With freezing temps hitting the Chattanooga area, cold weather shelters have become lifesavers for some of the area's homeless population.
The Salvation Army of Greater Chattanooga's emergency cold weather shelter was at capacity Tuesday night as frigid temperatures rolled into the region, bringing snow and icy conditions with it.
Sixty people found refuge there that night and no additional people knocked on the shelter's door, but Chattanooga Salvation Army spokeswoman Kimberly George said if her organization is no longer able to accommodate people, workers there will coordinate with the Chattanooga Community Kitchen.
"We're in contact with each other all night, and we keep checking in to see what their numbers are and what our numbers are," George said.
At the Community Kitchen, Executive Director Jens Christensen said about 114 people came into the shelter on Tuesday night. Around this time last year, it was averaging around 60 people.
The Community Kitchen's shelter can handle about 120 people comfortably, but it has accepted as many as 196 in the past. At that point, people can only fit if they're sitting in chairs, rather than lying down.
"The big issue is, for people to be able to lay down, the capacity isn't nearly as high as if people are sitting in chairs," Christensen said. "It's unpleasant, no matter how you cut it."
So far, there hasn't been a time in which both shelters have been so full they couldn't take any more people.
"Between the two of us, we never turn anyone away," George said. "It could be that there are no longer beds or sleeping arrangements, but we put chairs, we just get them out of the cold."

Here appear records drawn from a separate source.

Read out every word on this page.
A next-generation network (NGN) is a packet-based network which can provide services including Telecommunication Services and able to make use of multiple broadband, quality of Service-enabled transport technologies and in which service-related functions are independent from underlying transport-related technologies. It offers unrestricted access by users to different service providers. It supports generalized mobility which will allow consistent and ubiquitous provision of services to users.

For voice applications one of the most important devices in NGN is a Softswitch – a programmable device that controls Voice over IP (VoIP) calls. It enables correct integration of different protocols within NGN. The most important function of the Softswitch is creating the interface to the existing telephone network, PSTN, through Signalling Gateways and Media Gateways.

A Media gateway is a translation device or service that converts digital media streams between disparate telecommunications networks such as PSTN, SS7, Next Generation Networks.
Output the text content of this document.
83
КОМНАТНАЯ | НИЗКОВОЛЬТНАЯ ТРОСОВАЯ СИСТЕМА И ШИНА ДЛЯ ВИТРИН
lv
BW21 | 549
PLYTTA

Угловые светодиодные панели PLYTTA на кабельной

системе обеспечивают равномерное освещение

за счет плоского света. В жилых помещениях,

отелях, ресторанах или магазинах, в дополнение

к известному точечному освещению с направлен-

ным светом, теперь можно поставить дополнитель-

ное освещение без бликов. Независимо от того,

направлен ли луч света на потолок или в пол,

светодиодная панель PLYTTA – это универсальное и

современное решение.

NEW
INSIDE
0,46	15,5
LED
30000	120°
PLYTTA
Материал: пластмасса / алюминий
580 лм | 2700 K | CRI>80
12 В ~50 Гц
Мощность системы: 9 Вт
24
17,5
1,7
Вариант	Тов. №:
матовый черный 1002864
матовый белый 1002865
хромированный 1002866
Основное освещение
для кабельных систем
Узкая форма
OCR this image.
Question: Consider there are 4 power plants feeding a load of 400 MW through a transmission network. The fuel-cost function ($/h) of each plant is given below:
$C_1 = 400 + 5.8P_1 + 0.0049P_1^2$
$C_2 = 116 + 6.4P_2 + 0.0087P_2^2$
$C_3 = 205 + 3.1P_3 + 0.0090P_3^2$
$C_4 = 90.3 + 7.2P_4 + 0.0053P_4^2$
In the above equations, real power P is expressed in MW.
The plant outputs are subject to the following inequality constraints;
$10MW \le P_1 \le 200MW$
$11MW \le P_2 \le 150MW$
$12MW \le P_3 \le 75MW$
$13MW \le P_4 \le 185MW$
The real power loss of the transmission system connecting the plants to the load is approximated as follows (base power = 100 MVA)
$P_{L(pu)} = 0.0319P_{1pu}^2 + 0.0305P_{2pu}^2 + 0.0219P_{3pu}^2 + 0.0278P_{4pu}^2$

Each time it gets cold, outreach workers visit homeless camps around the area to warn about falling temperatures and spread the word about the shelter, Christensen said. There isn't a service to drive around and pick people up, though, so those who want to get out of the cold have to find their own transportation, whether it's via bus or a friend or by some other means.
But not everyone opts to stay inside, Christensen said.
There are between 600 and 700 people facing homelessness in Chattanooga, Christensen previously told the Times Free Press. Of those, some have family or friends they can stay with. Others spend nights in their cars or at a camp.
Some reasons people might elect to stay outside include concerns for privacy or just aversion to large crowds, Christensen said. For those people, Christensen said they provide blankets, hand warmers, firewood for camps, etc.
In February 2015, 64-year-old Douglas King froze to death not far from the Community Kitchen after falling asleep against a trestle next to the railroad tracks in the 600 block of East 11th Street. His body was surrounded by beer bottles.
Christensen said King chose to stay outside that night, although witnesses said at the time that he had been turned away for drinking.
The only case in which a person would be turned away is if they posed a threat to the rest of the people within the shelter, and in that case, the police are called to pick them up, both George and Christensen said.